I’m off to cast on my next square right now….!

Author: sewchet

Sewing, Crochet and other loveliness!

36 thoughts on “Sunday Sevens Special – Crochet for Calais Update

  1. Yep, tearful again. I’ve knitted one up and will get on with a couple more after I’ve finished my second book bear. It’s a really good way of using up odds and ends too. Lovely to see those images 🙂

    Liked by 1 person

  2. Those children look adorable in their cheerful hats.
    I’ve just finished knitting a blanket – not one of my humungus ones but a lap size. I was wondering what to do with it. Shall I send it to the address in your original post?

    Liked by 1 person

  3. Thank you so much for keeping this current. More squares being made right NOW!

    Liked by 1 person

  4. Glad you posted this, time just flies and I’d meant to do some more. 😃

    Liked by 1 person

  5. Absolutely amazing. Thank you for sharing with us. It is truly special. I heart missed a beat when I saw the children and their little faces. It makes one realize just how much we have to be grateful for each day. I send my love and thanks to all those involved and took the time to work on this. Hugs to all. 🙂

    Liked by 1 person

    • It’s the continued commitment of the helpers that is so special and gives the refugees hope for a better future, one just like ours maybe. You’re so right – we should be grateful for what we have compared to these poor souls.

      Liked by 1 person

  6. Such a beautiful post Sheila, we have so much where they have so little. I did write to Jane about the fleece blankets a couple of weeks ago to see if she would like them and where she wanted me to send them but I have never heard back. Is there another way to contact her?

    Liked by 1 person

  7. Thank you for sharing this post, so often we see dreadful news, but it is being able to do something about it, that really helps our own sanity.

    Liked by 1 person

  8. Words can’t do this post justice. Beautiful!

    Liked by 1 person

  9. Heart warming that we can do something, even if it’s small in the scheme of things, to help people feel cared for.

    Liked by 1 person

    • The donations of handmade things give the refugees real hope that people care and, therefore, hope for a better future for their families. It’s lovely to see our actual blankets being used, isn’t it?
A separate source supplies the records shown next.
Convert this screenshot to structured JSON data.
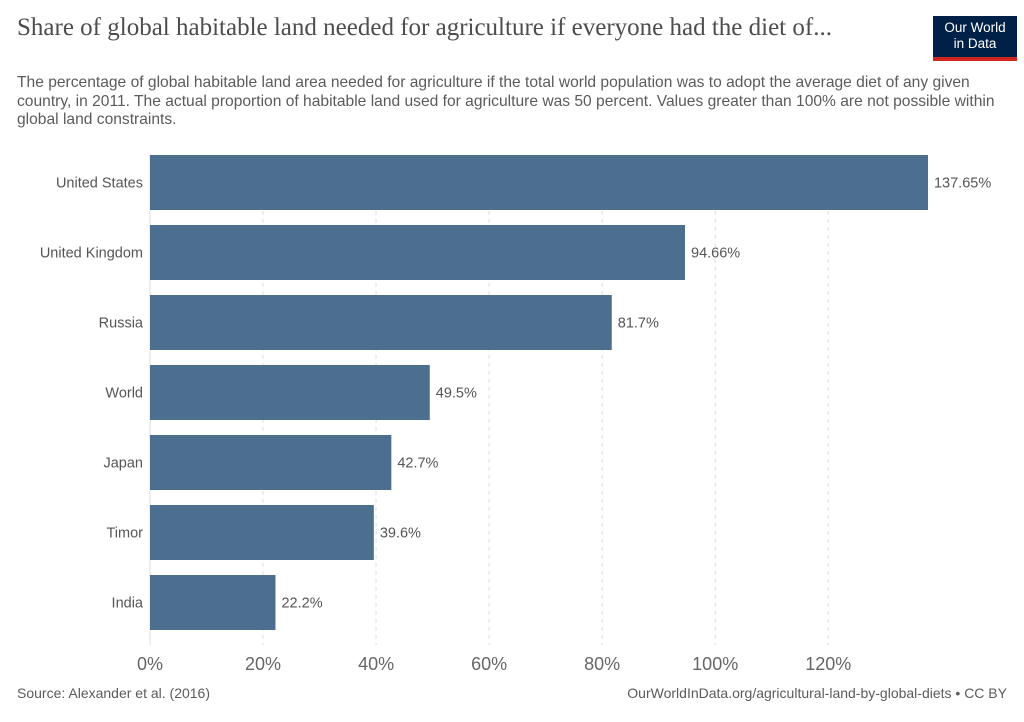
{
  "header": {
    "title": "Share of global habitable land needed for agriculture if everyone had the diet of...",
    "subtitle": "The percentage of global habitable land area needed for agriculture if the total world population was to adopt the average diet of any given country, in 2011. The actual proportion of habitable land used for agriculture was 50 percent. Values greater than 100% are not possible within global land constraints.",
    "logo_line1": "Our World",
    "logo_line2": "in Data"
  },
  "footer": {
    "source": "Source: Alexander et al. (2016)",
    "url": "OurWorldInData.org/agricultural-land-by-global-diets • CC BY"
  },
  "colors": {
    "bar": "#4c6f8f",
    "logo_bg": "#002147",
    "logo_accent": "#ce261e"
  },
  "chart_data": {
    "type": "bar",
    "orientation": "horizontal",
    "categories": [
      "United States",
      "United Kingdom",
      "Russia",
      "World",
      "Japan",
      "Timor",
      "India"
    ],
    "values": [
      137.65,
      94.66,
      81.7,
      49.5,
      42.7,
      39.6,
      22.2
    ],
    "value_labels": [
      "137.65%",
      "94.66%",
      "81.7%",
      "49.5%",
      "42.7%",
      "39.6%",
      "22.2%"
    ],
    "xticks": [
      0,
      20,
      40,
      60,
      80,
      100,
      120
    ],
    "xtick_labels": [
      "0%",
      "20%",
      "40%",
      "60%",
      "80%",
      "100%",
      "120%"
    ],
    "xlim": [
      0,
      137.65
    ],
    "grid": true
  }
}
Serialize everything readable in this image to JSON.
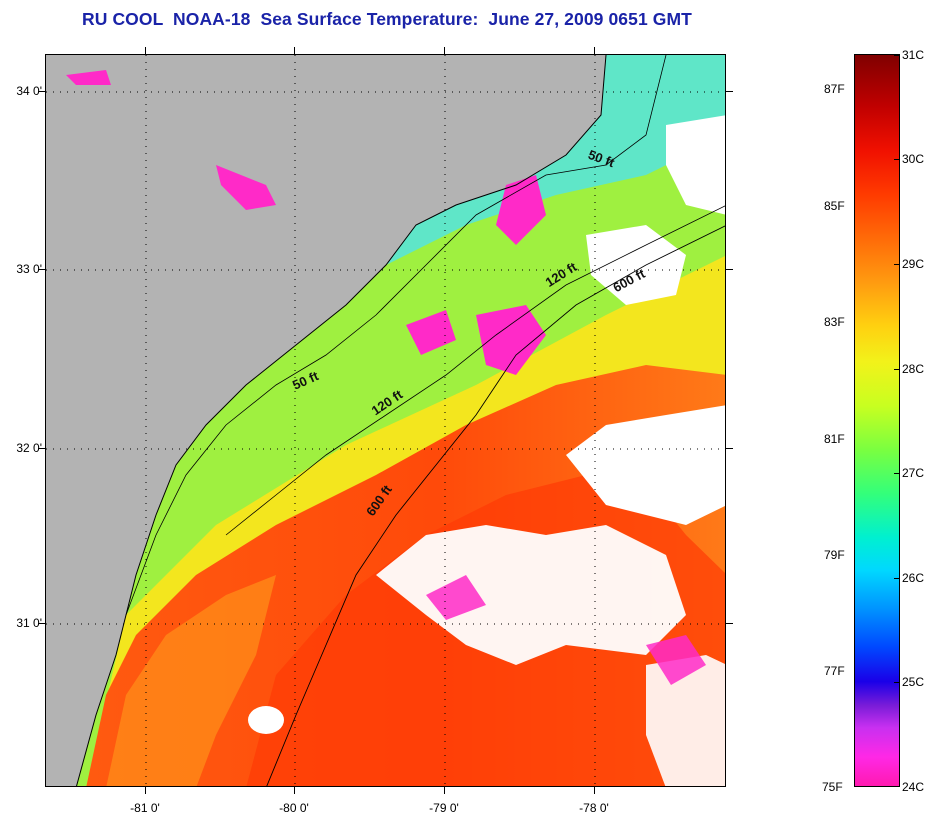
{
  "title": "RU COOL  NOAA-18  Sea Surface Temperature:  June 27, 2009 0651 GMT",
  "axes": {
    "lat_labels": [
      "34 0'",
      "33 0'",
      "32 0'",
      "31 0'"
    ],
    "lon_labels": [
      "-81 0'",
      "-80 0'",
      "-79 0'",
      "-78 0'"
    ]
  },
  "contours": {
    "labels": [
      "50 ft",
      "120 ft",
      "600 ft",
      "50 ft",
      "120 ft",
      "600 ft"
    ]
  },
  "colorbar": {
    "celsius": [
      "31C",
      "30C",
      "29C",
      "28C",
      "27C",
      "26C",
      "25C",
      "24C"
    ],
    "fahrenheit": [
      "87F",
      "85F",
      "83F",
      "81F",
      "79F",
      "77F",
      "75F"
    ]
  },
  "colors": {
    "title": "#1a23a8",
    "land": "#b3b3b3",
    "cloud": "#ffffff",
    "cold_anomaly": "#ff1ab0"
  }
}
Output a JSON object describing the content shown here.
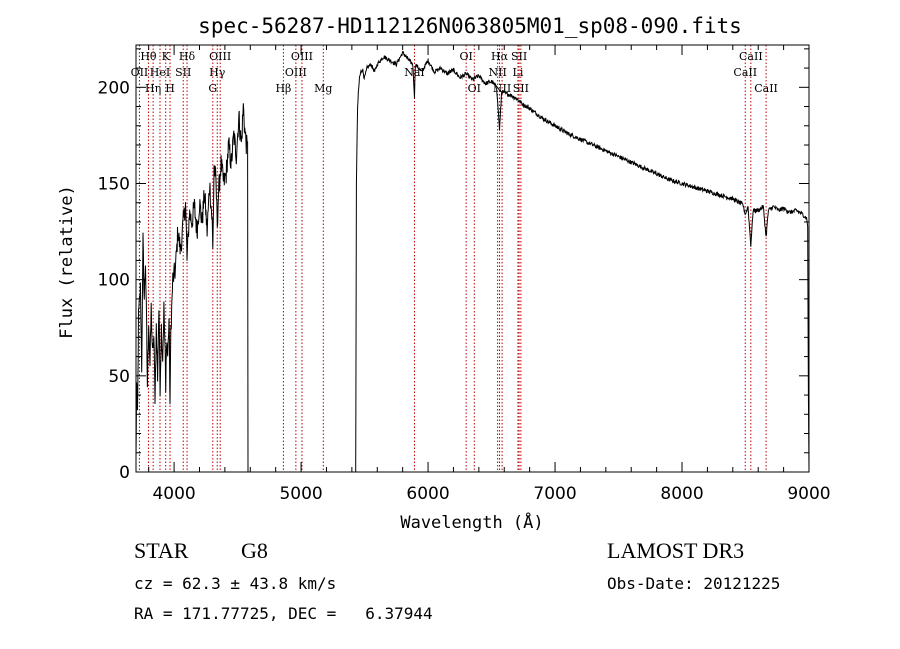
{
  "chart_data": {
    "type": "line",
    "title": "spec-56287-HD112126N063805M01_sp08-090.fits",
    "xlabel": "Wavelength (Å)",
    "ylabel": "Flux (relative)",
    "xlim": [
      3700,
      9000
    ],
    "ylim": [
      0,
      222
    ],
    "xticks": [
      4000,
      5000,
      6000,
      7000,
      8000,
      9000
    ],
    "yticks": [
      0,
      50,
      100,
      150,
      200
    ],
    "series": [
      {
        "name": "flux",
        "anchors": [
          [
            3700,
            5
          ],
          [
            3705,
            45
          ],
          [
            3712,
            30
          ],
          [
            3720,
            80
          ],
          [
            3735,
            95
          ],
          [
            3745,
            55
          ],
          [
            3755,
            120
          ],
          [
            3765,
            90
          ],
          [
            3775,
            110
          ],
          [
            3790,
            45
          ],
          [
            3800,
            80
          ],
          [
            3810,
            55
          ],
          [
            3820,
            85
          ],
          [
            3830,
            60
          ],
          [
            3840,
            70
          ],
          [
            3850,
            40
          ],
          [
            3860,
            75
          ],
          [
            3870,
            50
          ],
          [
            3880,
            85
          ],
          [
            3890,
            45
          ],
          [
            3900,
            75
          ],
          [
            3910,
            60
          ],
          [
            3920,
            85
          ],
          [
            3930,
            60
          ],
          [
            3934,
            40
          ],
          [
            3940,
            70
          ],
          [
            3950,
            60
          ],
          [
            3960,
            80
          ],
          [
            3968,
            35
          ],
          [
            3975,
            75
          ],
          [
            3990,
            100
          ],
          [
            4010,
            105
          ],
          [
            4030,
            125
          ],
          [
            4050,
            115
          ],
          [
            4070,
            128
          ],
          [
            4090,
            140
          ],
          [
            4102,
            110
          ],
          [
            4120,
            135
          ],
          [
            4140,
            130
          ],
          [
            4160,
            138
          ],
          [
            4180,
            125
          ],
          [
            4200,
            140
          ],
          [
            4220,
            130
          ],
          [
            4240,
            145
          ],
          [
            4260,
            125
          ],
          [
            4280,
            150
          ],
          [
            4300,
            130
          ],
          [
            4305,
            115
          ],
          [
            4315,
            160
          ],
          [
            4330,
            150
          ],
          [
            4340,
            130
          ],
          [
            4350,
            145
          ],
          [
            4370,
            160
          ],
          [
            4390,
            150
          ],
          [
            4410,
            155
          ],
          [
            4430,
            170
          ],
          [
            4450,
            160
          ],
          [
            4470,
            175
          ],
          [
            4490,
            165
          ],
          [
            4510,
            185
          ],
          [
            4530,
            170
          ],
          [
            4545,
            190
          ],
          [
            4560,
            175
          ],
          [
            4575,
            168
          ],
          [
            4579,
            168
          ],
          [
            4582,
            0
          ],
          [
            5430,
            0
          ],
          [
            5432,
            40
          ],
          [
            5436,
            150
          ],
          [
            5445,
            190
          ],
          [
            5460,
            205
          ],
          [
            5480,
            210
          ],
          [
            5500,
            205
          ],
          [
            5520,
            210
          ],
          [
            5550,
            212
          ],
          [
            5580,
            208
          ],
          [
            5600,
            212
          ],
          [
            5650,
            216
          ],
          [
            5700,
            214
          ],
          [
            5750,
            212
          ],
          [
            5800,
            218
          ],
          [
            5850,
            214
          ],
          [
            5880,
            212
          ],
          [
            5893,
            195
          ],
          [
            5900,
            212
          ],
          [
            5950,
            208
          ],
          [
            6000,
            214
          ],
          [
            6050,
            208
          ],
          [
            6100,
            210
          ],
          [
            6150,
            207
          ],
          [
            6200,
            209
          ],
          [
            6250,
            205
          ],
          [
            6300,
            207
          ],
          [
            6350,
            204
          ],
          [
            6400,
            206
          ],
          [
            6450,
            202
          ],
          [
            6500,
            203
          ],
          [
            6540,
            200
          ],
          [
            6563,
            178
          ],
          [
            6580,
            198
          ],
          [
            6600,
            197
          ],
          [
            6650,
            196
          ],
          [
            6700,
            194
          ],
          [
            6750,
            191
          ],
          [
            6800,
            189
          ],
          [
            6900,
            184
          ],
          [
            7000,
            180
          ],
          [
            7100,
            176
          ],
          [
            7200,
            173
          ],
          [
            7300,
            170
          ],
          [
            7400,
            167
          ],
          [
            7500,
            164
          ],
          [
            7600,
            161
          ],
          [
            7700,
            158
          ],
          [
            7800,
            155
          ],
          [
            7900,
            152
          ],
          [
            8000,
            150
          ],
          [
            8100,
            148
          ],
          [
            8200,
            146
          ],
          [
            8300,
            144
          ],
          [
            8400,
            142
          ],
          [
            8480,
            139
          ],
          [
            8498,
            134
          ],
          [
            8520,
            138
          ],
          [
            8542,
            118
          ],
          [
            8560,
            136
          ],
          [
            8600,
            136
          ],
          [
            8640,
            138
          ],
          [
            8662,
            122
          ],
          [
            8680,
            136
          ],
          [
            8720,
            138
          ],
          [
            8760,
            136
          ],
          [
            8800,
            137
          ],
          [
            8850,
            135
          ],
          [
            8900,
            136
          ],
          [
            8950,
            134
          ],
          [
            8980,
            132
          ],
          [
            8990,
            128
          ],
          [
            8995,
            40
          ],
          [
            9000,
            0
          ]
        ]
      }
    ],
    "lines": [
      {
        "label": "OII",
        "x": 3727,
        "row": 2
      },
      {
        "label": "Hθ",
        "x": 3798,
        "row": 1
      },
      {
        "label": "Hη",
        "x": 3835,
        "row": 3
      },
      {
        "label": "HeI",
        "x": 3889,
        "row": 2
      },
      {
        "label": "K",
        "x": 3934,
        "row": 1
      },
      {
        "label": "H",
        "x": 3968,
        "row": 3
      },
      {
        "label": "SII",
        "x": 4072,
        "row": 2
      },
      {
        "label": "Hδ",
        "x": 4102,
        "row": 1
      },
      {
        "label": "OIII",
        "x": 4363,
        "row": 1
      },
      {
        "label": "Hγ",
        "x": 4340,
        "row": 2
      },
      {
        "label": "G",
        "x": 4305,
        "row": 3
      },
      {
        "label": "Hβ",
        "x": 4861,
        "row": 3
      },
      {
        "label": "OIII",
        "x": 4959,
        "row": 2
      },
      {
        "label": "OIII",
        "x": 5007,
        "row": 1
      },
      {
        "label": "Mg",
        "x": 5175,
        "row": 3
      },
      {
        "label": "NaI",
        "x": 5893,
        "row": 2
      },
      {
        "label": "OI",
        "x": 6300,
        "row": 1
      },
      {
        "label": "OI",
        "x": 6364,
        "row": 3
      },
      {
        "label": "Hα",
        "x": 6563,
        "row": 1
      },
      {
        "label": "NII",
        "x": 6548,
        "row": 2
      },
      {
        "label": "NII",
        "x": 6583,
        "row": 3
      },
      {
        "label": "SII",
        "x": 6717,
        "row": 1
      },
      {
        "label": "Li",
        "x": 6708,
        "row": 2
      },
      {
        "label": "SII",
        "x": 6731,
        "row": 3
      },
      {
        "label": "CaII",
        "x": 8542,
        "row": 1
      },
      {
        "label": "CaII",
        "x": 8498,
        "row": 2
      },
      {
        "label": "CaII",
        "x": 8662,
        "row": 3
      }
    ]
  },
  "info": {
    "class_label": "STAR",
    "subclass": "G8",
    "survey": "LAMOST DR3",
    "cz": "cz = 62.3 ± 43.8 km/s",
    "obs_date": "Obs-Date: 20121225",
    "coords": "RA = 171.77725, DEC =   6.37944"
  }
}
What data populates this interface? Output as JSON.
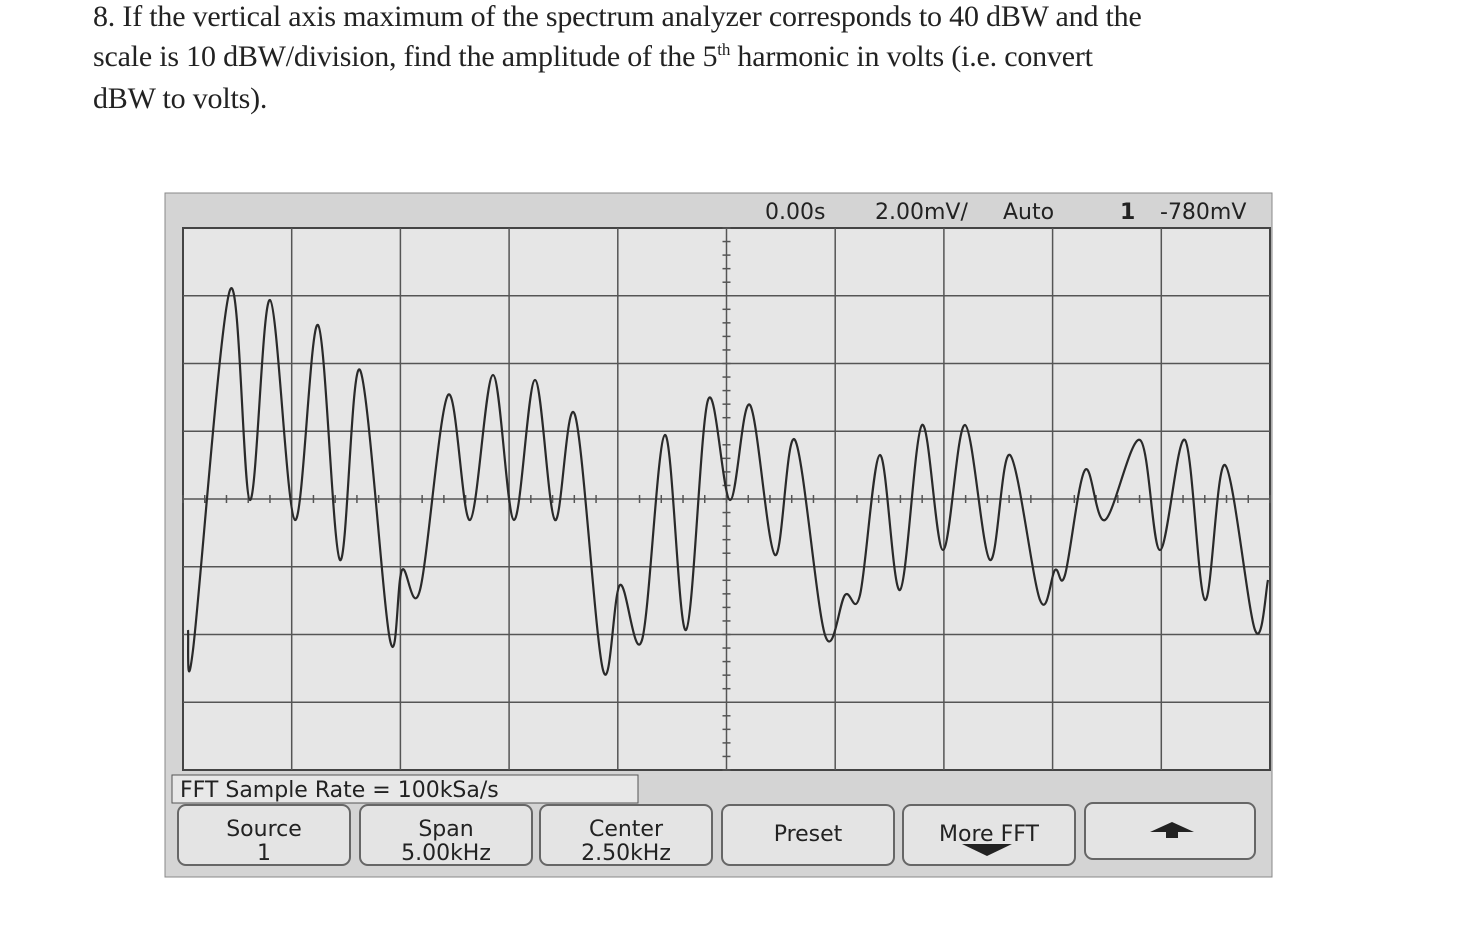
{
  "question": {
    "line1": "8. If the vertical axis maximum of the spectrum analyzer corresponds to 40 dBW and the",
    "line2_before": "scale is 10 dBW/division, find the amplitude of the 5",
    "line2_sup": "th",
    "line2_after": " harmonic in volts (i.e. convert",
    "line3": "dBW to volts)."
  },
  "scope": {
    "status": {
      "time": "0.00s",
      "scale": "2.00mV/",
      "mode": "Auto",
      "channel": "1",
      "level": "-780mV"
    },
    "info": "FFT Sample Rate = 100kSa/s",
    "softkeys": [
      {
        "label": "Source",
        "value": "1"
      },
      {
        "label": "Span",
        "value": "5.00kHz"
      },
      {
        "label": "Center",
        "value": "2.50kHz"
      },
      {
        "label": "Preset"
      },
      {
        "label": "More FFT"
      }
    ]
  }
}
  10. Thank you for the update. Great to see these being handed straight to the refugees. I’ve knitted a few more squares so this is a good reminder to send them off.

    Liked by 1 person

    • So often you don’t see the results of your efforts and wonder whether your donation has even got there. It’s a real bonus to see the actual blankets we’ve made being used by their intended recipients, isn’t it?

      Liked by 1 person

  11. What a beautiful post. I’m going to see what I can make this week in the evenings. Maybe some hats! It’s so nice to see things go straight to the refugees and not get tied up somewhere and you never know if they’ve gotten to those who need them.

    Liked by 1 person

  12. Thanks for the update, Sheila. It’s nice to see the children warmly bundled and wearing festive hats. I can’t help but feel the weight of the world though. What those young faces have been through.

    Thank you for spreading the word and for making a difference.

    Liked by 1 person

  13. Thanks for the gentle nudge. If I had more time this sounds like a fantastic cause to learn how to use my knitting machine for. But unfortunately I wont have the time before I go to sea. Although I normally tend to keep some knitting/crochet on me when at sea so this might have to be my “at sea” project.

    Liked by 1 person

  14. Oh wow, what a lovely post, it has brought a tear to my eye. It’s so sad what these families are having to go through. Thanks for sharing this, I will be casting on some squares.

    Liked by 1 person

  15. Wow, congratulations to everyone involved in contributing to this marvelous cause.


  16. Oh goodness, this makes me want to learn to knit. Such precious little faces, such a wonderful cause! Thank you this sad but necessary post. And thank you to all the participants!


  17. Aw that’s so lovely to see. Those blankets and hats are amazing! As are the people who made them! I love all the bright colours in such a sad time and place.